# Task 1: Data Exploration and Enrichment

## Objective
Understand the starter dataset and enrich it with additional data useful for forecasting financial inclusion in Ethiopia.

## Environment Setup
We use a virtual environment with `pandas`, `openpyxl`, and other required libraries.

In [None]:
import pandas as pd
import numpy as np
import os

# Set file paths (using CSVs created during enrichment process)
data_path = "../data/raw/ethiopia_fi_unified_data.csv"
ref_codes_path = "../data/raw/reference_codes.csv"
impact_links_path = "../data/raw/impact_links.csv"

# Load data
try:
    data_df = pd.read_csv(data_path)
    impact_links_df = pd.read_csv(impact_links_path)
    ref_codes_df = pd.read_csv(ref_codes_path)
    
    print("Data loaded successfully.")
    print(f"Data Records: {len(data_df)}")
    print(f"Impact Links: {len(impact_links_df)}")
except Exception as e:
    print(f"Error loading data: {e}")

## 1. Schema Exploration

The dataset follows a unified schema where `record_type` defines how to interpret each row.

In [None]:
print("Records by Type:")
print(data_df['record_type'].value_counts())

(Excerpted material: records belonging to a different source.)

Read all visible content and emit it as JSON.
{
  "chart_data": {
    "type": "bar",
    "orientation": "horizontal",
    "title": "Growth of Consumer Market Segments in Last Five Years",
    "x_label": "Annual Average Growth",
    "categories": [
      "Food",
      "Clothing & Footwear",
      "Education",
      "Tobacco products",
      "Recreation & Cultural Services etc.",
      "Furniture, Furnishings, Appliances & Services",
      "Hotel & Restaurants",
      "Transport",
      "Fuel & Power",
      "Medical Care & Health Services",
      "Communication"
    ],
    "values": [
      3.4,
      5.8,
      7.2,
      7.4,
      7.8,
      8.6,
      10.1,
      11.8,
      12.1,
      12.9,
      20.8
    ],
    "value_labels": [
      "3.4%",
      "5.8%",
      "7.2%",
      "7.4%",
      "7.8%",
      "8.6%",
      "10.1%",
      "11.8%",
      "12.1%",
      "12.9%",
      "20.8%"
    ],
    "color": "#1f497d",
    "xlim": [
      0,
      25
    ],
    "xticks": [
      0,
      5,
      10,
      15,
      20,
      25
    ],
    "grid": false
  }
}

print("\nRecords by Pillar:")
print(data_df['pillar'].value_counts(dropna=False))

## 2. Enrichment Summary
We have enriched the dataset with the following:
- **2011 Baseline**: Account ownership started at 14%.
- **Gender Disaggregation**: Explicitly added male/female ownership rates for 2021 and 2024.
- **Operator Growth**: Added Telebirr (54M) and M-Pesa (10M) user counts for 2024.

In [None]:
# Filter for key indicators
indicators = ['ACC_OWNERSHIP', 'ACC_MM_ACCOUNT', 'GEN_GAP_ACC']
key_obs = data_df[(data_df['record_type'] == 'observation') & (data_df['indicator_code'].isin(indicators))]
key_obs = key_obs.sort_values(['indicator_code', 'observation_date'])

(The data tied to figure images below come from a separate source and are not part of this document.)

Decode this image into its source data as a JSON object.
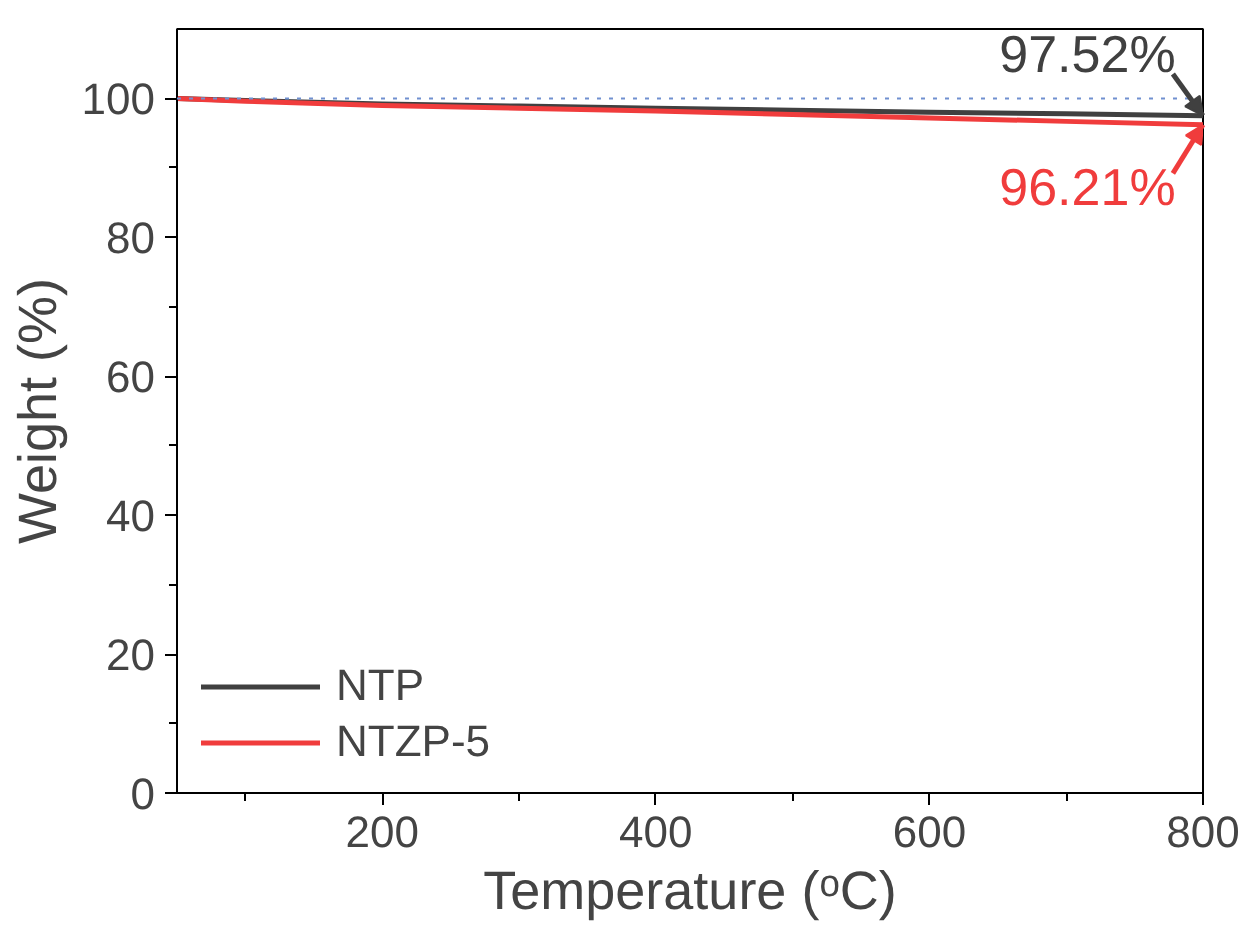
{
  "chart_data": {
    "type": "line",
    "xlabel": "Temperature (ᵒC)",
    "ylabel": "Weight (%)",
    "x": [
      50,
      100,
      200,
      300,
      400,
      500,
      600,
      700,
      800
    ],
    "series": [
      {
        "name": "NTP",
        "color": "#404040",
        "values": [
          100,
          99.7,
          99.2,
          98.9,
          98.6,
          98.3,
          98.0,
          97.8,
          97.52
        ]
      },
      {
        "name": "NTZP-5",
        "color": "#f03c3c",
        "values": [
          100,
          99.6,
          99.0,
          98.6,
          98.2,
          97.7,
          97.2,
          96.7,
          96.21
        ]
      }
    ],
    "xlim": [
      50,
      800
    ],
    "xticks": [
      {
        "value": 100,
        "label": null
      },
      200,
      {
        "value": 300,
        "label": null
      },
      400,
      {
        "value": 500,
        "label": null
      },
      600,
      {
        "value": 700,
        "label": null
      },
      800
    ],
    "ylim": [
      0,
      110
    ],
    "yticks": [
      0,
      {
        "value": 10,
        "label": null
      },
      20,
      {
        "value": 30,
        "label": null
      },
      40,
      {
        "value": 50,
        "label": null
      },
      60,
      {
        "value": 70,
        "label": null
      },
      80,
      {
        "value": 90,
        "label": null
      },
      100
    ],
    "ref_lines": [
      {
        "axis": "y",
        "value": 100,
        "color": "#7090d0",
        "line_style": "dotted"
      }
    ],
    "annotations": [
      {
        "text": "97.52%",
        "x": 800,
        "y": 97.52
      },
      {
        "text": "96.21%",
        "x": 800,
        "y": 96.21
      }
    ],
    "grid": false,
    "legend": "bottom left",
    "line_style": "solid",
    "marker": "none"
  }
}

display(key_obs[['indicator_code', 'observation_date', 'value_numeric', 'pillar', 'source_name']])

## 3. Event Analysis
Events are categorized by type. Their impact is modeled through `impact_link` records.

In [None]:
print("Cataloged Events:")
events = data_df[data_df['record_type'] == 'event']
display(events[['indicator', 'category', 'observation_date']])

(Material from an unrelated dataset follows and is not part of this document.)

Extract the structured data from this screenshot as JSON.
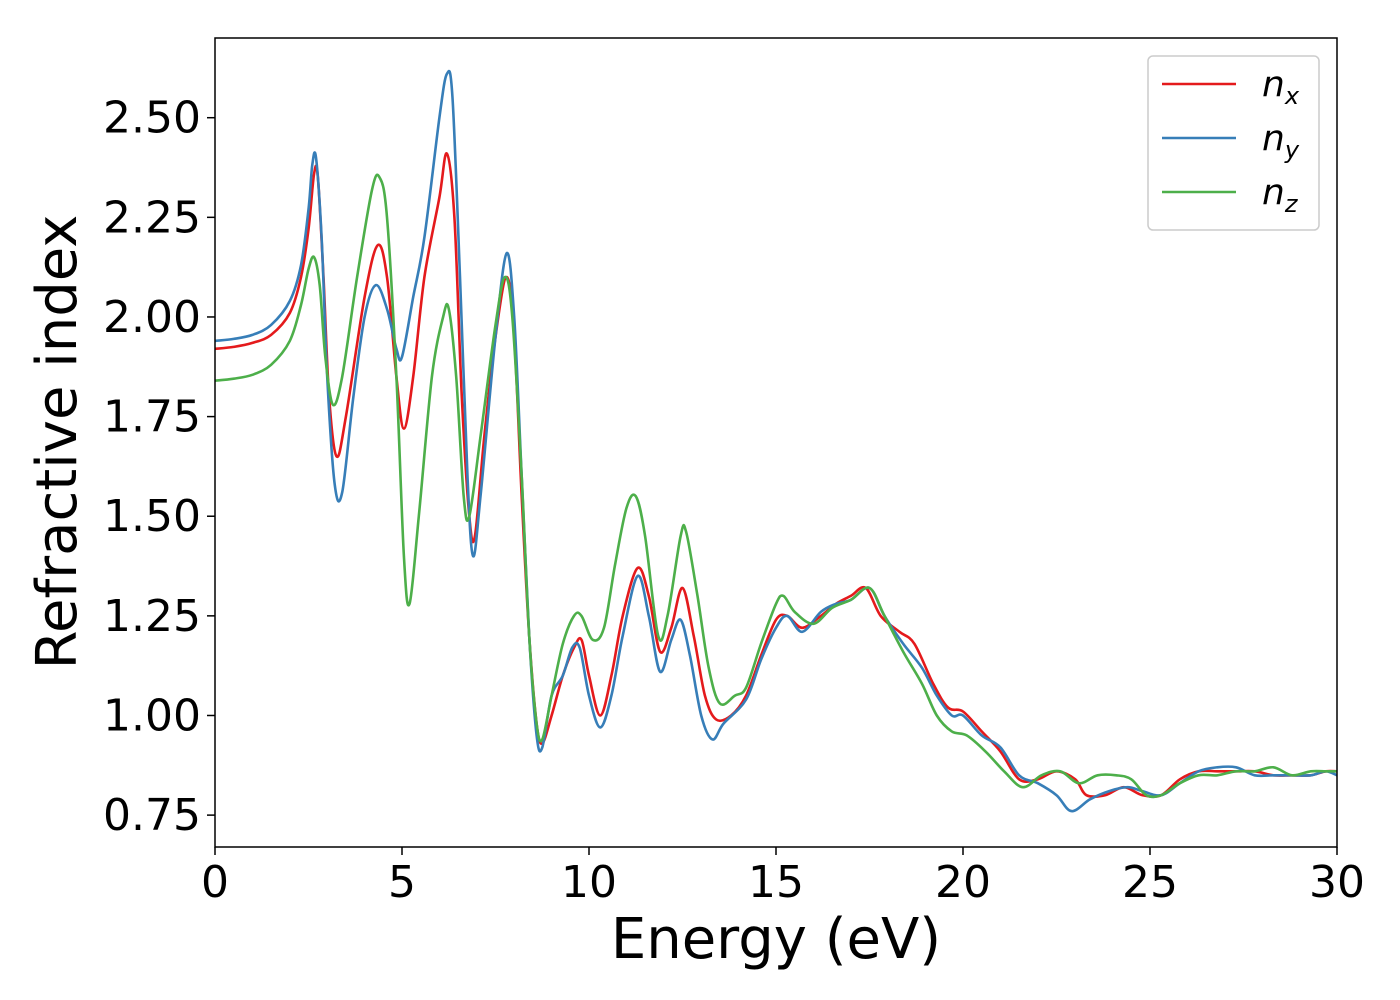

## Challenges in Event Pillar Assignment
Assigning a single 'pillar' to an event (e.g. Telebirr Launch) is problematic because an event often impacts multiple pillars (Access, Usage, Affordability) simultaneously. The unified schema handles this by using `impact_link` records to map one event to multiple indicators.